Update authentication configuration files

After the CA rotation completes, authentication configuration files must be updated and redistributed. Follow the linked instructions to update and redistribute these files after the CA rotation:

Control plane certificates rotation

Without rotation, both the user cluster CAs and control-plane certificates expire five years from the date the cluster was created. The user cluster's control-plane certificates are automatically rotated within ten hours of each user cluster upgrade, but the CAs are not automatically rotated. This means a CA rotation must be performed at least once every five years in addition to regular version upgrades.

To prevent a user cluster from becoming unavailable, control-plane certificates are rotated within ten hours following a user cluster upgrade. When this happens, a message appears in the user cluster's CA rotation status.

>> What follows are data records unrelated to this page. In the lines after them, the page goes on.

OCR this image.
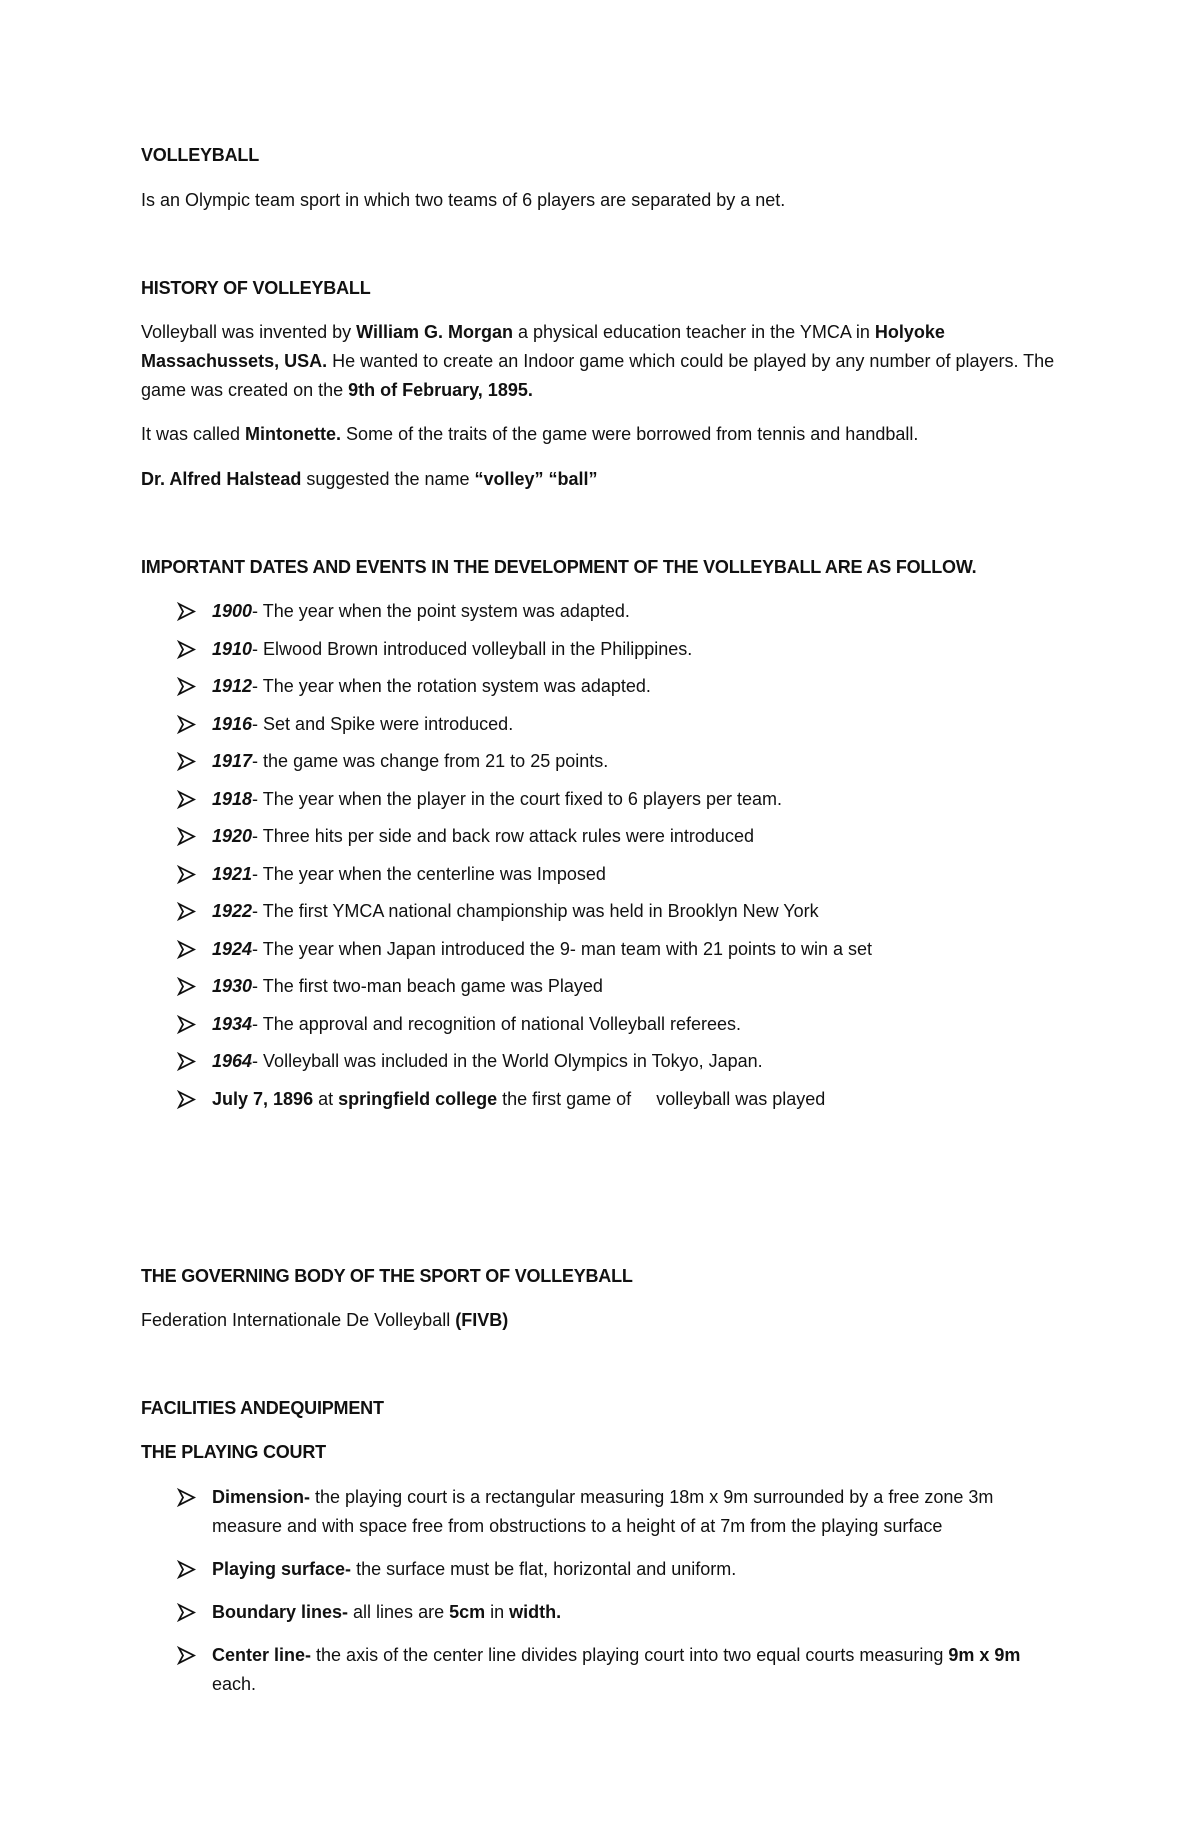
VOLLEYBALL
Is an Olympic team sport in which two teams of 6 players are separated by a net.
HISTORY OF VOLLEYBALL
Volleyball was invented by William G. Morgan a physical education teacher in the YMCA in Holyoke Massachussets, USA. He wanted to create an Indoor game which could be played by any number of players. The game was created on the 9th of February, 1895.
It was called Mintonette. Some of the traits of the game were borrowed from tennis and handball.
Dr. Alfred Halstead suggested the name “volley” “ball”
IMPORTANT DATES AND EVENTS IN THE DEVELOPMENT OF THE VOLLEYBALL ARE AS FOLLOW.
1900- The year when the point system was adapted.
1910- Elwood Brown introduced volleyball in the Philippines.
1912- The year when the rotation system was adapted.
1916- Set and Spike were introduced.
1917- the game was change from 21 to 25 points.
1918- The year when the player in the court fixed to 6 players per team.
1920- Three hits per side and back row attack rules were introduced
1921- The year when the centerline was Imposed
1922- The first YMCA national championship was held in Brooklyn New York
1924- The year when Japan introduced the 9- man team with 21 points to win a set
1930- The first two-man beach game was Played
1934- The approval and recognition of national Volleyball referees.
1964- Volleyball was included in the World Olympics in Tokyo, Japan.
July 7, 1896 at springfield college the first game of     volleyball was played
THE GOVERNING BODY OF THE SPORT OF VOLLEYBALL
Federation Internationale De Volleyball (FIVB)
FACILITIES ANDEQUIPMENT
THE PLAYING COURT
Dimension- the playing court is a rectangular measuring 18m x 9m surrounded by a free zone 3m measure and with space free from obstructions to a height of at 7m from the playing surface
Playing surface- the surface must be flat, horizontal and uniform.
Boundary lines- all lines are 5cm in width.
Center line- the axis of the center line divides playing court into two equal courts measuring 9m x 9m each.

To view the last version a user cluster has been upgraded to when control-plane certificates were rotated:

gkectl update credentials certificate-authorities status \
--config USER_CLUSTER_CONFIG \
--kubeconfig ADMIN_CLUSTER_KUBECONFIG

The information appears at the end of the message field within ten hours of an upgrade. For example:

Last Leaf Certificates Rotation Version: 1.16.0-gke.0.

Troubleshooting a CA rotation

The gkectl diagnose command supports checking the expected status of a completed CA rotation against a user-cluster. For instructions on how to run gkectl diagnose on a user cluster, see Diagnosing cluster issues. If you experience issues with a CA rotation, contact Google support and provide the gkectl diagnose output.